Prostate adenocarcinoma (PRAD) is the most common histological subtype of prostate cancer. Post-treatment biochemical recurrence is a challenging issue. ATAD1 (ATPase Family AAA Domain Containing 1) plays a vital role in mitochondrial proteostasis and apoptosis activity, while its clinical value in PRAD and its impact on the tumor microenvironment (TME) remain unanswered. In this study, we aimed to investigate the clinical value and possible mechanisms of ATAD1 in PRAD via multi-omics analysis. Using cBioPortal, we confirmed that ATAD1 alteration was associated with gene expression and unfavorable DFS. Deep deletion predominantly occurred in PRAD. By integrating DriverDBv3 and GEPIA2, we noted ATAD1 downregulation in PRAD tissues compared to normal tissues, associated with unfavorable DFS in PRAD patients. DNA repair genes ATM, PARP1and BRCA2 had positive associations with ATAD1 expression. We found that the generalization value of ATAD1 could be applied to other cancers such as KIRC and UCEC. In addition, LinkedOmics identified that the functional involvement of ATAD1 participates in mitochondrial structure and cell cycle progression. Using TIMER analysis, we demonstrated that ATAD1 downregulation correlated with an immunosuppressive TME. Furthermore, we accessed a GSE55062 dataset on UALCAN and discovered the involvement of ERG-mediated transcriptional repression on ATAD1 downregulation.

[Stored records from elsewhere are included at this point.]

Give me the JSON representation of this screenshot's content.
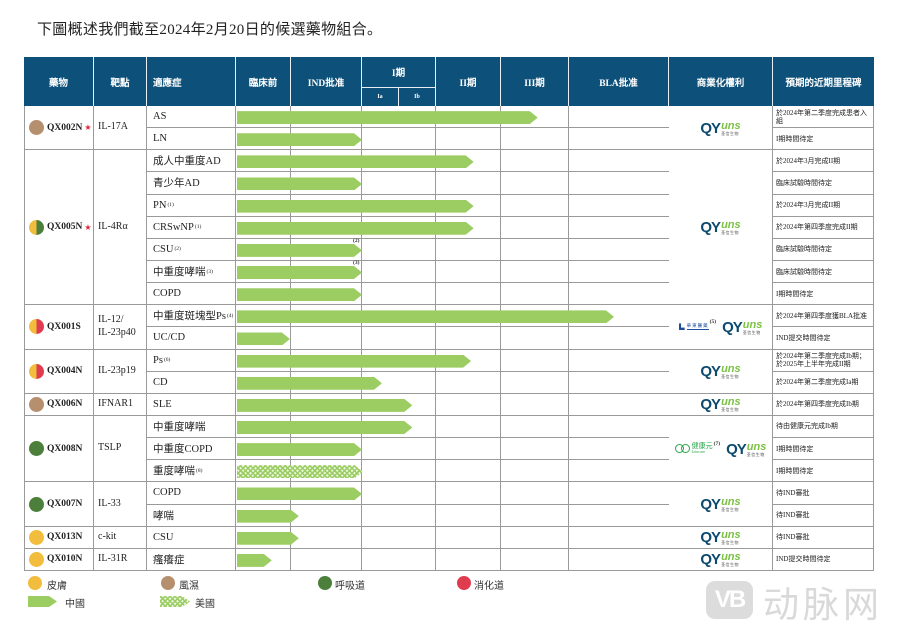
{
  "title": "下圖概述我們截至2024年2月20日的候選藥物組合。",
  "header": {
    "drug": "藥物",
    "target": "靶點",
    "indication": "適應症",
    "preclinical": "臨床前",
    "ind": "IND批准",
    "phase1": "I期",
    "phase1a": "Ia",
    "phase1b": "Ib",
    "phase2": "II期",
    "phase3": "III期",
    "bla": "BLA批准",
    "commercial": "商業化權利",
    "milestone": "預期的近期里程碑"
  },
  "company_logo": {
    "mark": "QY",
    "word": "uns",
    "cn": "荃信生物"
  },
  "colors": {
    "header": "#0d5079",
    "bar_china": "#9ccd63",
    "skin": "#f2bd3c",
    "rheumatology": "#b68f6f",
    "respiratory": "#4c7f3c",
    "digestive": "#e03c50",
    "star": "#e2233a"
  },
  "pipeline": {
    "drugs": [
      {
        "name": "QX002N",
        "star": true,
        "star_glyph": "★",
        "area_colors": [
          "#b68f6f"
        ],
        "target": "IL-17A",
        "partners": [],
        "rows": [
          {
            "indication": "AS",
            "note": "",
            "progress": 4.54,
            "region": "china",
            "bar_note": "",
            "milestone": "於2024年第二季度完成患者入組"
          },
          {
            "indication": "LN",
            "note": "",
            "progress": 2.0,
            "region": "china",
            "bar_note": "",
            "milestone": "I期時間待定"
          }
        ]
      },
      {
        "name": "QX005N",
        "star": true,
        "star_glyph": "★",
        "area_colors": [
          "#f2bd3c",
          "#4c7f3c"
        ],
        "target": "IL-4Rα",
        "partners": [],
        "rows": [
          {
            "indication": "成人中重度AD",
            "note": "",
            "progress": 3.58,
            "region": "china",
            "bar_note": "",
            "milestone": "於2024年3月完成II期"
          },
          {
            "indication": "青少年AD",
            "note": "",
            "progress": 2.0,
            "region": "china",
            "bar_note": "",
            "milestone": "臨床試驗時間待定"
          },
          {
            "indication": "PN",
            "note": "(1)",
            "progress": 3.58,
            "region": "china",
            "bar_note": "",
            "milestone": "於2024年3月完成II期"
          },
          {
            "indication": "CRSwNP",
            "note": "(1)",
            "progress": 3.58,
            "region": "china",
            "bar_note": "",
            "milestone": "於2024年第四季度完成II期"
          },
          {
            "indication": "CSU",
            "note": "(2)",
            "progress": 2.0,
            "region": "china",
            "bar_note": "(2)",
            "milestone": "臨床試驗時間待定"
          },
          {
            "indication": "中重度哮喘",
            "note": "(3)",
            "progress": 2.0,
            "region": "china",
            "bar_note": "(3)",
            "milestone": "臨床試驗時間待定"
          },
          {
            "indication": "COPD",
            "note": "",
            "progress": 2.0,
            "region": "china",
            "bar_note": "",
            "milestone": "I期時間待定"
          }
        ]
      },
      {
        "name": "QX001S",
        "star": false,
        "area_colors": [
          "#f2bd3c",
          "#e03c50"
        ],
        "target": "IL-12/\nIL-23p40",
        "partners": [
          {
            "type": "huadong",
            "name": "華東醫藥",
            "note": "(5)"
          }
        ],
        "rows": [
          {
            "indication": "中重度斑塊型Ps",
            "note": "(4)",
            "progress": 5.45,
            "region": "china",
            "bar_note": "",
            "milestone": "於2024年第四季度獲BLA批准"
          },
          {
            "indication": "UC/CD",
            "note": "",
            "progress": 0.98,
            "region": "china",
            "bar_note": "",
            "milestone": "IND提交時間待定"
          }
        ]
      },
      {
        "name": "QX004N",
        "star": false,
        "area_colors": [
          "#f2bd3c",
          "#e03c50"
        ],
        "target": "IL-23p19",
        "partners": [],
        "rows": [
          {
            "indication": "Ps",
            "note": "(6)",
            "progress": 3.54,
            "region": "china",
            "bar_note": "",
            "milestone": "於2024年第二季度完成Ib期；於2025年上半年完成II期"
          },
          {
            "indication": "CD",
            "note": "",
            "progress": 2.27,
            "region": "china",
            "bar_note": "",
            "milestone": "於2024年第二季度完成Ia期"
          }
        ]
      },
      {
        "name": "QX006N",
        "star": false,
        "area_colors": [
          "#b68f6f"
        ],
        "target": "IFNAR1",
        "partners": [],
        "rows": [
          {
            "indication": "SLE",
            "note": "",
            "progress": 2.68,
            "region": "china",
            "bar_note": "",
            "milestone": "於2024年第四季度完成Ib期"
          }
        ]
      },
      {
        "name": "QX008N",
        "star": false,
        "area_colors": [
          "#4c7f3c"
        ],
        "target": "TSLP",
        "partners": [
          {
            "type": "joincare",
            "name": "健康元",
            "sub": "Joincare",
            "note": "(7)"
          }
        ],
        "rows": [
          {
            "indication": "中重度哮喘",
            "note": "",
            "progress": 2.68,
            "region": "china",
            "bar_note": "",
            "milestone": "待由健康元完成Ib期"
          },
          {
            "indication": "中重度COPD",
            "note": "",
            "progress": 2.0,
            "region": "china",
            "bar_note": "",
            "milestone": "I期時間待定"
          },
          {
            "indication": "重度哮喘",
            "note": "(8)",
            "progress": 2.01,
            "region": "us",
            "bar_note": "",
            "milestone": "I期時間待定"
          }
        ]
      },
      {
        "name": "QX007N",
        "star": false,
        "area_colors": [
          "#4c7f3c"
        ],
        "target": "IL-33",
        "partners": [],
        "rows": [
          {
            "indication": "COPD",
            "note": "",
            "progress": 2.0,
            "region": "china",
            "bar_note": "",
            "milestone": "待IND審批"
          },
          {
            "indication": "哮喘",
            "note": "",
            "progress": 1.11,
            "region": "china",
            "bar_note": "",
            "milestone": "待IND審批"
          }
        ]
      },
      {
        "name": "QX013N",
        "star": false,
        "area_colors": [
          "#f2bd3c"
        ],
        "target": "c-kit",
        "partners": [],
        "rows": [
          {
            "indication": "CSU",
            "note": "",
            "progress": 1.11,
            "region": "china",
            "bar_note": "",
            "milestone": "待IND審批"
          }
        ]
      },
      {
        "name": "QX010N",
        "star": false,
        "area_colors": [
          "#f2bd3c"
        ],
        "target": "IL-31R",
        "partners": [],
        "rows": [
          {
            "indication": "瘙癢症",
            "note": "",
            "progress": 0.65,
            "region": "china",
            "bar_note": "",
            "milestone": "IND提交時間待定"
          }
        ]
      }
    ]
  },
  "legend": {
    "areas": [
      {
        "label": "皮膚",
        "color": "#f2bd3c"
      },
      {
        "label": "風濕",
        "color": "#b68f6f"
      },
      {
        "label": "呼吸道",
        "color": "#4c7f3c"
      },
      {
        "label": "消化道",
        "color": "#e03c50"
      }
    ],
    "regions": [
      {
        "label": "中國",
        "pattern": "solid"
      },
      {
        "label": "美國",
        "pattern": "hatched"
      }
    ]
  },
  "watermark": {
    "badge": "VB",
    "text": "动脉网"
  },
  "chart_data": {
    "type": "bar",
    "orientation": "horizontal",
    "title": "下圖概述我們截至2024年2月20日的候選藥物組合。",
    "stages": [
      "臨床前",
      "IND批准",
      "I期 (Ia/Ib)",
      "II期",
      "III期",
      "BLA批准"
    ],
    "value_unit": "stage position (0 = start of 臨床前, 6 = end of BLA批准)",
    "categories": [
      "QX002N AS",
      "QX002N LN",
      "QX005N 成人中重度AD",
      "QX005N 青少年AD",
      "QX005N PN",
      "QX005N CRSwNP",
      "QX005N CSU",
      "QX005N 中重度哮喘",
      "QX005N COPD",
      "QX001S 中重度斑塊型Ps",
      "QX001S UC/CD",
      "QX004N Ps",
      "QX004N CD",
      "QX006N SLE",
      "QX008N 中重度哮喘",
      "QX008N 中重度COPD",
      "QX008N 重度哮喘",
      "QX007N COPD",
      "QX007N 哮喘",
      "QX013N CSU",
      "QX010N 瘙癢症"
    ],
    "series": [
      {
        "name": "中國",
        "values": [
          4.54,
          2.0,
          3.58,
          2.0,
          3.58,
          3.58,
          2.0,
          2.0,
          2.0,
          5.45,
          0.98,
          3.54,
          2.27,
          2.68,
          2.68,
          2.0,
          null,
          2.0,
          1.11,
          1.11,
          0.65
        ]
      },
      {
        "name": "美國",
        "values": [
          null,
          null,
          null,
          null,
          null,
          null,
          null,
          null,
          null,
          null,
          null,
          null,
          null,
          null,
          null,
          null,
          2.01,
          null,
          null,
          null,
          null
        ]
      }
    ],
    "legend_position": "bottom",
    "grid": true
  }
}
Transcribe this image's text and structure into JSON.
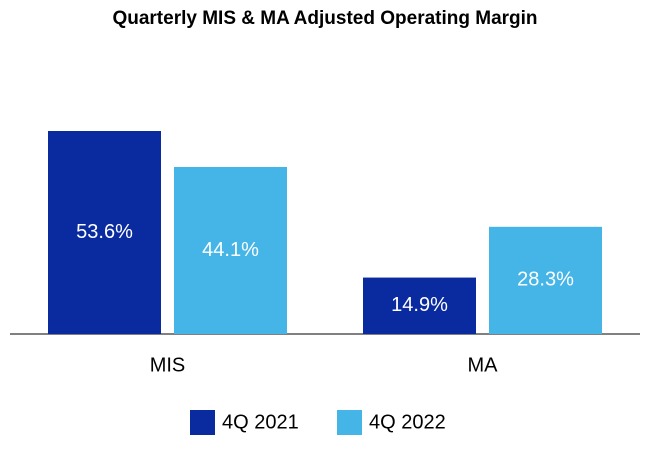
{
  "chart_data": {
    "type": "bar",
    "title": "Quarterly MIS & MA Adjusted Operating Margin",
    "categories": [
      "MIS",
      "MA"
    ],
    "series": [
      {
        "name": "4Q 2021",
        "color": "#0a2aa0",
        "values": [
          53.6,
          14.9
        ],
        "value_labels": [
          "53.6%",
          "14.9%"
        ]
      },
      {
        "name": "4Q 2022",
        "color": "#45b5e8",
        "values": [
          44.1,
          28.3
        ],
        "value_labels": [
          "44.1%",
          "28.3%"
        ]
      }
    ],
    "legend": "bottom"
  }
}
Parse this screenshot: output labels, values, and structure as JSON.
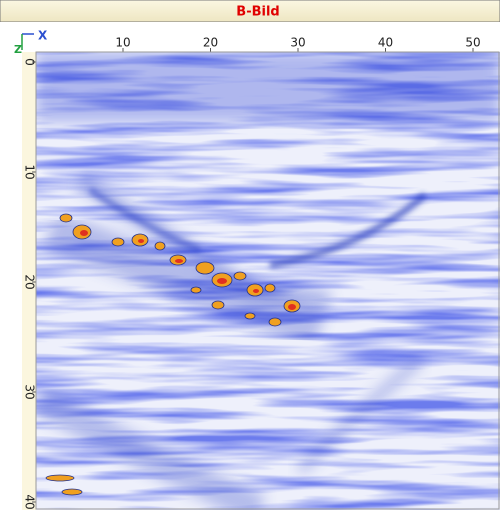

Cross-association screening of shATAD1 efficacy vs. altered mRNAs identified 190 perturbed mRNAs. Then, functional enrichment analysis using the Metascape omics tool recognized that shATAD1-perturbed mRNAs are primarily in charge of the activation of Wnt/β-catenin pathway and lipid metabolic processes. In conclusion, multi-omics results reveal that ATAD1 downregulation is a clinical biomarker for pathological diagnosis and prognosis for patients with PRAD. Reduced ATAD1 may be involved in the enhanced activity of mitochondria and cell cycle, as well as possibly shaping an immunosuppressive TME. ERG serves as an upstream transcriptional repressor of ATAD1. Downstream mechanisms of ATAD1 are involved in Wnt/β-catenin pathway and lipid metabolic processes.